Smtp Tls

[kollross]

I'm currently trying to get TLS working on our Filter server for incoming emails. Currently TLS works fine for outgoing SMTP connection on the other server. Currently with a manual telnet i'm getting this response
Connected to black.soltec.net.

Escape character is '^]'.

220 black.soltec.net ESMTP Postfix

ehlo xyz

250-black.soltec.net

250-PIPELINING

250-SIZE 102400000

250-VRFY

250-ETRN

250-STARTTLS

250-AUTH LOGIN PLAIN

250-AUTH=LOGIN PLAIN

250 8BITMIME

starttls

454 TLS not available due to local problem


I'm guessing this was a cert error (planning on using self signed). I then took your directions for creating a self signed cert
keytool -delete -alias my_ca -keystore /opt/zimbra/java/jre/lib/security/cacerts -storepass changeit
But I'm getting this error.

keytool error: java.lang.Exception: Alias does not exist
Any ideas or is this even a cert problem. Only thing installed on filter server is mta spamfilter virusfilter and snmp

[rsharpe]

The cert CA is not there so you don't need that command it is already deleted just zmcreateca to recreate the CA.

[kollross]

Basically This then
zmcreateca

zmcreatecert

zmcertinstall mailbox ssl/ssl/server/tomcat.crt

zmcertinstall mta ssl/ssl/server/server.crt ssl/ssl/server/server.key

[rsharpe]

I believe so.

[kollross]

yep that works thanks

[jerryboi]

I have installed a commercial certificate as described in the wiki and I had the https site and the pop3 access working fine with it, however, when I tried to send mail through smtp, I got "error 454 - TLS not available due to a local problem". I tried settting the certificate for the mta manually by issuing

zmcertinstall mta ssl/ssl/server/server.crt ssl/ssl/server/server.key

which installed the original, zimbra issued certificate there. Not happy with that, in a particularly experimental mindset I copied my commercial .crt file over the /opt/zimbra/conf/smtpd.crt file.

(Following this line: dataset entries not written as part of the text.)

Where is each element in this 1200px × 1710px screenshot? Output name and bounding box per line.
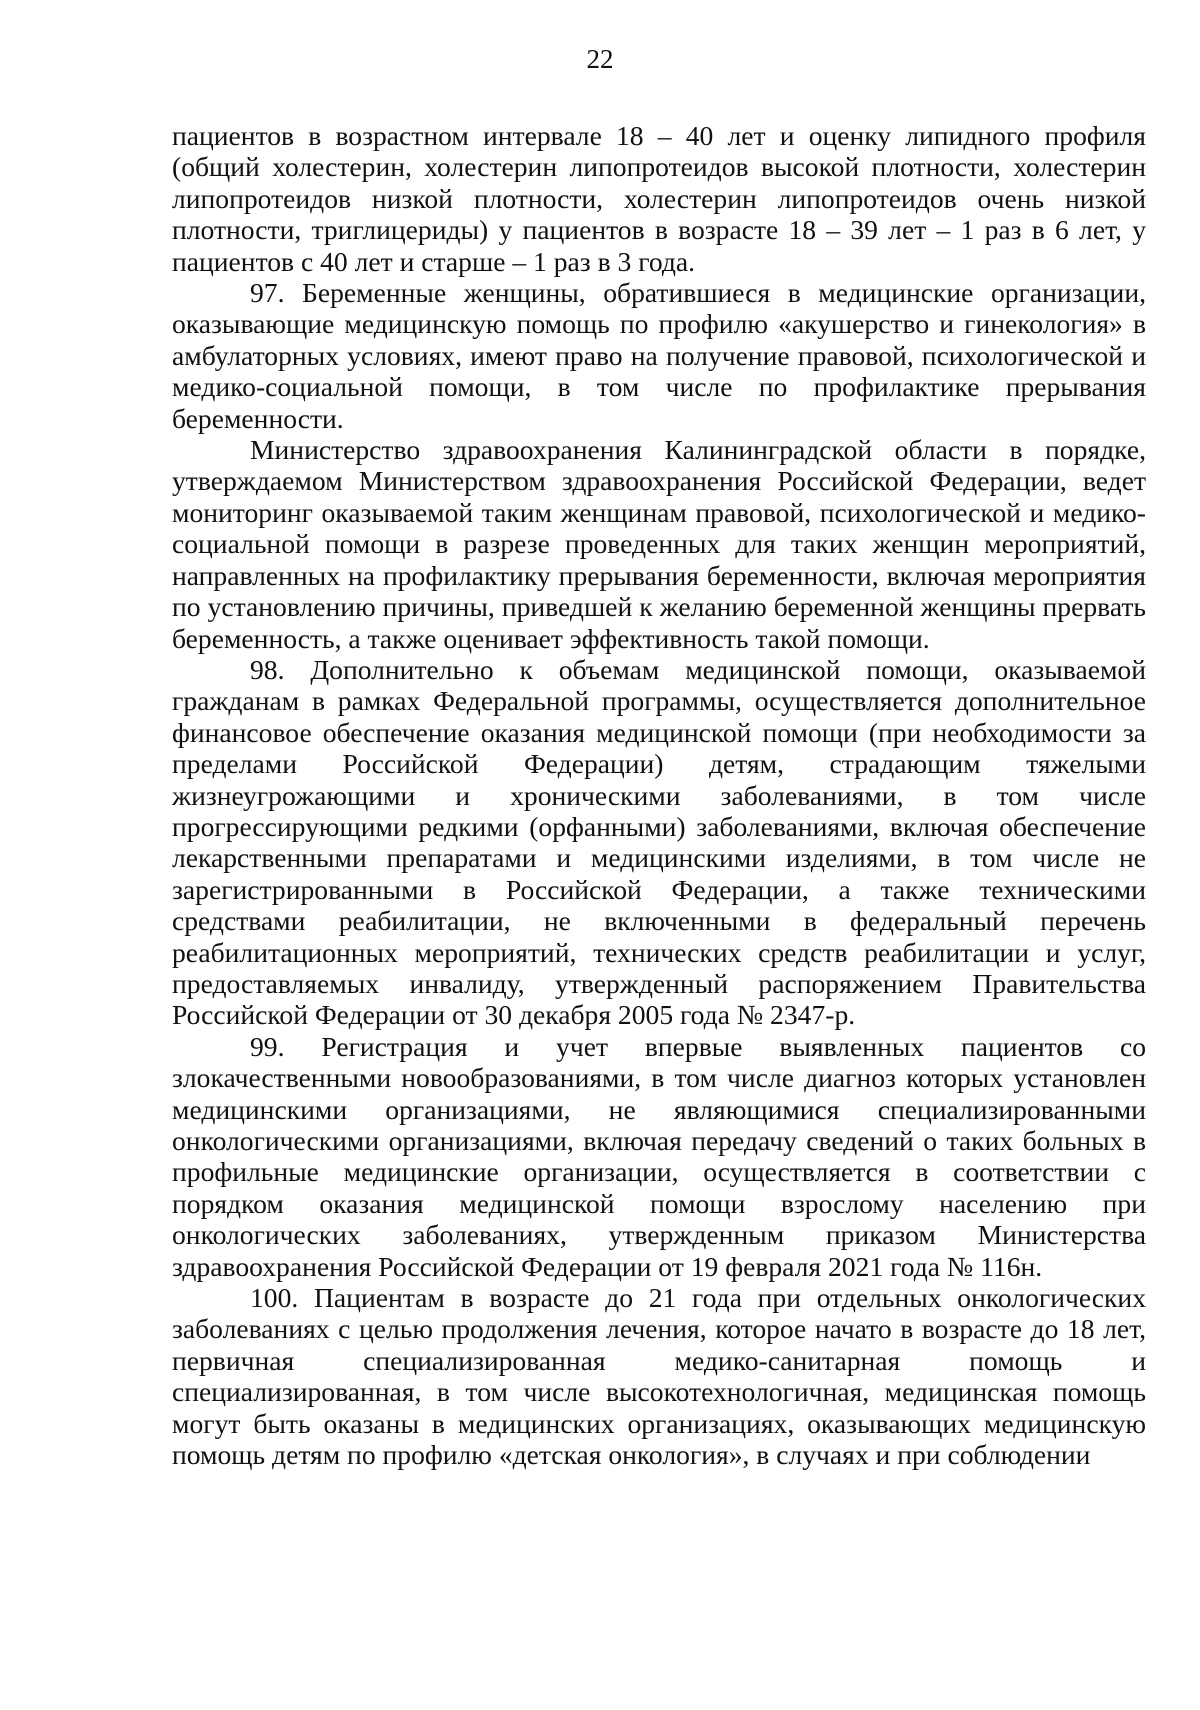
page-number: 22 (586, 44, 614, 74)
paragraph-continued: пациентов в возрастном интервале 18 – 40 лет и оценку липидного профиля (общий холестерин, холестерин липопротеидов высокой плотности, холестерин липопротеидов низкой плотности, холестерин липопротеидов очень низкой плотности, триглицериды) у пациентов в возрасте 18 – 39 лет – 1 раз в 6 лет, у пациентов с 40 лет и старше – 1 раз в 3 года. (172, 120, 1146, 277)
paragraph-97: 97. Беременные женщины, обратившиеся в медицинские организации, оказывающие медицинскую помощь по профилю «акушерство и гинекология» в амбулаторных условиях, имеют право на получение правовой, психологической и медико-социальной помощи, в том числе по профилактике прерывания беременности. (172, 277, 1146, 434)
paragraph-99: 99. Регистрация и учет впервые выявленных пациентов со злокачественными новообразованиями, в том числе диагноз которых установлен медицинскими организациями, не являющимися специализированными онкологическими организациями, включая передачу сведений о таких больных в профильные медицинские организации, осуществляется в соответствии с порядком оказания медицинской помощи взрослому населению при онкологических заболеваниях, утвержденным приказом Министерства здравоохранения Российской Федерации от 19 февраля 2021 года № 116н. (172, 1030, 1146, 1282)
document-body (172, 120, 1146, 1470)
paragraph-100: 100. Пациентам в возрасте до 21 года при отдельных онкологических заболеваниях с целью продолжения лечения, которое начато в возрасте до 18 лет, первичная специализированная медико-санитарная помощь и специализированная, в том числе высокотехнологичная, медицинская помощь могут быть оказаны в медицинских организациях, оказывающих медицинскую помощь детям по профилю «детская онкология», в случаях и при соблюдении (172, 1282, 1146, 1471)
paragraph-98: 98. Дополнительно к объемам медицинской помощи, оказываемой гражданам в рамках Федеральной программы, осуществляется дополнительное финансовое обеспечение оказания медицинской помощи (при необходимости за пределами Российской Федерации) детям, страдающим тяжелыми жизнеугрожающими и хроническими заболеваниями, в том числе прогрессирующими редкими (орфанными) заболеваниями, включая обеспечение лекарственными препаратами и медицинскими изделиями, в том числе не зарегистрированными в Российской Федерации, а также техническими средствами реабилитации, не включенными в федеральный перечень реабилитационных мероприятий, технических средств реабилитации и услуг, предоставляемых инвалиду, утвержденный распоряжением Правительства Российской Федерации от 30 декабря 2005 года № 2347-р. (172, 653, 1146, 1031)
paragraph-97-ministry: Министерство здравоохранения Калининградской области в порядке, утверждаемом Министерством здравоохранения Российской Федерации, ведет мониторинг оказываемой таким женщинам правовой, психологической и медико-социальной помощи в разрезе проведенных для таких женщин мероприятий, направленных на профилактику прерывания беременности, включая мероприятия по установлению причины, приведшей к желанию беременной женщины прервать беременность, а также оценивает эффективность такой помощи. (172, 434, 1146, 654)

Now I get the error "unable to connect to smtp server via STARTTLS since it doesn't offer STARTTLS in EHLO response". Not happy with this one either, please help!

[9327nexus]

I'm having the exact same problem.

[Nutz]

I used to have this problem...
Try this (from http://mark.foster.cc/kb/openssl-keytool.html ):
Export the *public key* (certificate) from a keystore

|keytool -export -alias mykey -keystore keystore -file exported.crt|
The result is a DER (binary) formatted certificate in exported.crt
|openssl x509 -noout -text -in exported.crt -inform der|
Now you will want to convert it to another format - PEM - which is

more widely used in applications such as apache and by openssl to do

the pkcs12 conversion.
| openssl x509 -out exported-pem.crt -outform pem -text -in

exported.crt -inform der|


Then just copy it over smtpd.crt

[9327nexus]

that worked without trouble but didnt fix the problem for me at least. my zimbra log now shows this
Mar 9 14:09:54 mail postfix/smtpd[31353]: lost connection after STARTTLS from c-67-169-127-128.hsd1.ca.comcast.net[67.169.127.128]

Mar 9 14:13:44 mail postfix/smtpd[22605]: warning: TLS library problem: 22605:error:0906D06C:PEM routines:PEM_read_bio:no start line:pem_lib.c:632:Expecting: CERTIFICATE:

Mar 9 14:13:44 mail postfix/smtpd[22605]: warning: TLS library problem: 22605:error:140DC009:SSL routines:SSL_CTX_use_certificate_chain_file:PEM lib:ssl_rsa.c:765:

Mar 9 14:15:13 mail postfix/smtpd[11729]: lost connection after STARTTLS from c-67-169-127-128.hsd1.ca.comcast.net[67.169.127.128]


client shows same error as before

[Nutz]

can you post the first line of your exported-pem.crt (just open with a text editor)?